Xerneas noticed this, and reached forward for the man before he nearly ran into the side of the shuttle and activated the airlock once more. "Honey," came her whisper, "calm yourself, please."

He took deep breaths, but nothing could assist him in his need to sit down and look away from the frightening conception of Uranus. He never thought that he'd be afraid of a planet, of all things that could potentially incite fear within one's mind, yet his visage refused to take its enormity into his mind.

Guiding him back into the cargo hull, she rested him easily against one of the numerous shelves that lined the metallic walls, and knelt next to him as he pressed his head against the shelf. She pushed aside some of the strands of hair that cropped out from his messy fringe, and tucked it behind his ear affectionately. The ting on her cheeks didn't go unnoticed by the man as he turned to her. He saw that her eyes beheld happiness in its simplest manifestation, and was unnerved by it.

"Panic attack?" she asked patiently. She wound her fingers through his hair absently as she waited for a response.

He shook his head, pushing the fingers which ruffled his hair from him entirely. He was not in the mood to be coddled. "I've never had something along those lines," he admitted harshly, the words escaping his mouth with a significant bout of force.

"There's always a first time for everything," she reminded him.

"Well, I doubt that I had a panic attack, Xerneas," he said in a coarse voice haggard with breaths constricted and restrained. "I just . . . saw Uranus, and I couldn't deal with it. I don't like the fact that we're so far away from Earth, so far away from humanity."

"There are living creatures that live on Erdenwald," she said desperately, but she let out a little whine when he looked up at her with eyes filled with anger.

"But those are not my kin. And besides, to think that I will soon have to be their prophet, as a person who has never truly experienced their customs and has no intentions of ever doing so, it irks me. The entire existence of that planet, however reassuring it may be for you, is unnerving, and I trust nothing of it unless contact comes into fruition and I can see it for my own eyes." He sighed as she momentarily beamed at him, a radiant smile grasping her lips in a gleeful purchase. "That doesn't mean I'll like it, though," he added.
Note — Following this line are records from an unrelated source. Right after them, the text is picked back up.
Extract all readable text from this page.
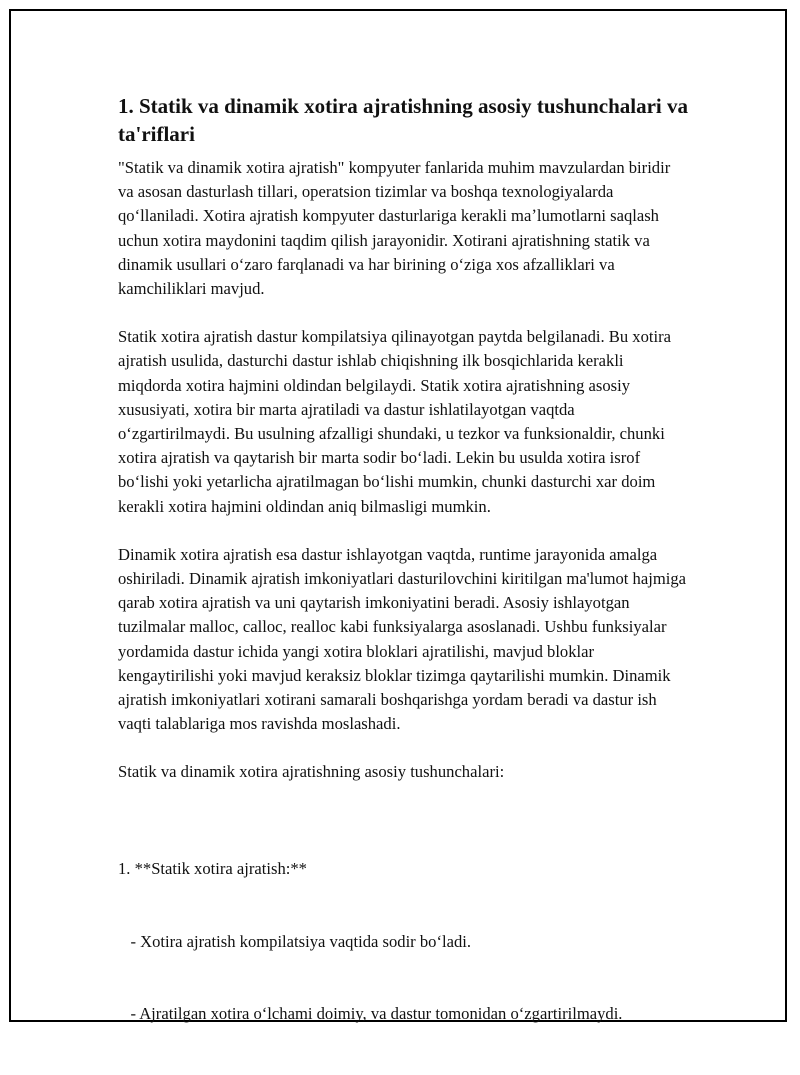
1. Statik va dinamik xotira ajratishning asosiy tushunchalari va ta'riflari

"Statik va dinamik xotira ajratish" kompyuter fanlarida muhim mavzulardan biridir va asosan dasturlash tillari, operatsion tizimlar va boshqa texnologiyalarda qoʻllaniladi. Xotira ajratish kompyuter dasturlariga kerakli maʼlumotlarni saqlash uchun xotira maydonini taqdim qilish jarayonidir. Xotirani ajratishning statik va dinamik usullari oʻzaro farqlanadi va har birining oʻziga xos afzalliklari va kamchiliklari mavjud.

Statik xotira ajratish dastur kompilatsiya qilinayotgan paytda belgilanadi. Bu xotira ajratish usulida, dasturchi dastur ishlab chiqishning ilk bosqichlarida kerakli miqdorda xotira hajmini oldindan belgilaydi. Statik xotira ajratishning asosiy xususiyati, xotira bir marta ajratiladi va dastur ishlatilayotgan vaqtda oʻzgartirilmaydi. Bu usulning afzalligi shundaki, u tezkor va funksionaldir, chunki xotira ajratish va qaytarish bir marta sodir boʻladi. Lekin bu usulda xotira isrof boʻlishi yoki yetarlicha ajratilmagan boʻlishi mumkin, chunki dasturchi xar doim kerakli xotira hajmini oldindan aniq bilmasligi mumkin.

Dinamik xotira ajratish esa dastur ishlayotgan vaqtda, runtime jarayonida amalga oshiriladi. Dinamik ajratish imkoniyatlari dasturilovchini kiritilgan ma'lumot hajmiga qarab xotira ajratish va uni qaytarish imkoniyatini beradi. Asosiy ishlayotgan tuzilmalar malloc, calloc, realloc kabi funksiyalarga asoslanadi. Ushbu funksiyalar yordamida dastur ichida yangi xotira bloklari ajratilishi, mavjud bloklar kengaytirilishi yoki mavjud keraksiz bloklar tizimga qaytarilishi mumkin. Dinamik ajratish imkoniyatlari xotirani samarali boshqarishga yordam beradi va dastur ish vaqti talablariga mos ravishda moslashadi.

Statik va dinamik xotira ajratishning asosiy tushunchalari:

1. **Statik xotira ajratish:**

- Xotira ajratish kompilatsiya vaqtida sodir boʻladi.

- Ajratilgan xotira oʻlchami doimiy, va dastur tomonidan oʻzgartirilmaydi.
This hadn't affected her smile. "You'll come to Erdenwald, though?"

"I'll think about it," he said.

"I hope you say yes, Christopher Zanz. Otherwise, I think you will have a long time to stare at that planet right there," she remarked deliberately, and he perceived it almost as a threat. Whether or not it was, he had no idea, but the fact that she looked momentarily intimidating as she uttered those words unnerved him just as much as the thought of Erdenwald and its elusive people's existence.

Softly, she pat his cheek with her hand twice. The moments lingered, her hand resting coldly on his face, her fingers tapping a rhythm that felt odd and queer. Her healing abilities didn't seem to render the tired creases in his face inexistent, and her palm settled into the indentations. "Get some rest, Christopher," she amended at last. Rising from her spot next to the man and padding out of the cargo hull to man the shuttle once more, she left Zanz sitting there, his eyes watching her as she went to leave him. And although the acceleration of the Hubb was something that he was used to by now, it roiled his stomach and made him queasy as it was activated, Xerneas's pushing her translucent hands through the machinery and blasting the metal thing into the vacuous depths of space almighty.

He watched as her head drooped and her hair started rising higher than the iridescent antlers that emerged from her cranium. The spectacle was immersing, and he soon did the same as the goddess of Life. He dropped his head and shut his eyes, letting them fall. He dozed off soon, and the last thought that crossed his mind before he entered the dreams of weird conception was one of how irregular Xerneas could be with her emotions and the way they were displayed to him. But it dissipated in the wake of his sleep, soon forgotten, but not entirely distanced from his conscience.